Le moment était bien choisi en cette Saint-Jean-Baptiste.
« Ils ont très bien joué. C’était un moment important pour eux, contre un excellent rival. Ces minutes leur ont permis de voir le jeu, d’anticiper les actions, d’obtenir le ballon et d’être confiants. Ils ont un bel avenir devant eux », a complimenté l’entraîneur Jesse Marsch.

Le capitaine, un « appât »
Ce dernier a avoué avoir utilisé Alphonso Davies comme un « appât » en disant la veille qu’il « s’attendait à ce qu’il joue » contre la Suisse.
« Davies ne se sentait pas prêt. J’ai voulu jouer un peu dans la tête des Suisses. C’était un subterfuge, mais il devrait être prêt pour le prochain match [dimanche]», a mentionné l’Américain.
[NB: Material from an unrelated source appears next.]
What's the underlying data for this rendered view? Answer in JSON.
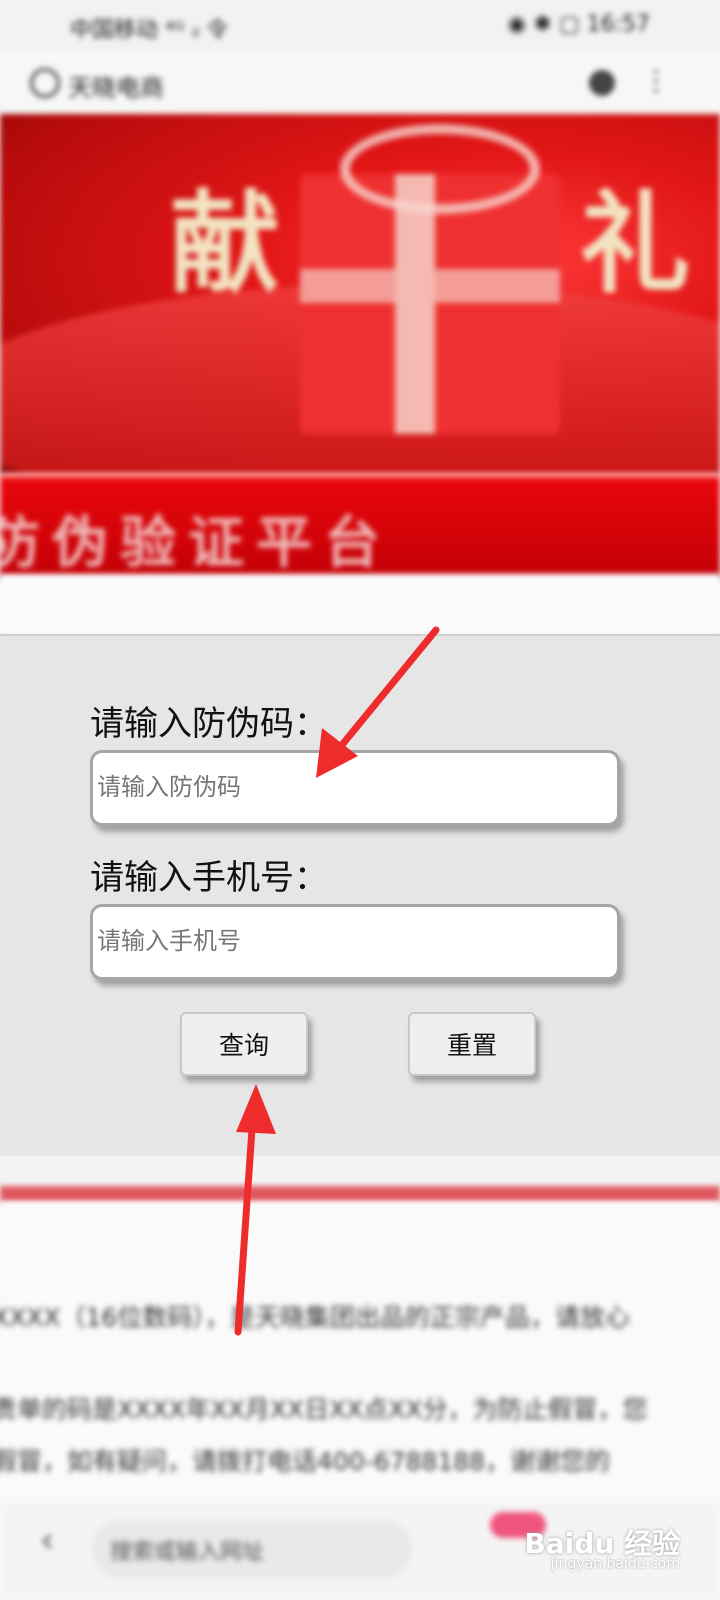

Est-ce encore une ruse ? Le capitaine, qui se remet d’une blessure aux muscles ischiojambiers, subie en mai, s’est entraîné au cours des derniers jours avec ses coéquipiers.
Sur les lignes de côté, Davies a toute de même pu voir sa formation atteindre les seizièmes de finale pour la première fois en trois Mondiaux.
« On n’a pas fini, on a encore des chapitres historiques à écrire », a noté Liam Millar, triste de devoir quitter Vancouver, où il a assisté à la meilleure ambiance que n’a jamais connue le Canada pendant deux joutes.
« On a encore la chance de remporter le prochain match et d’électriser cette nation même de Los Angeles », a philosophé Marsch.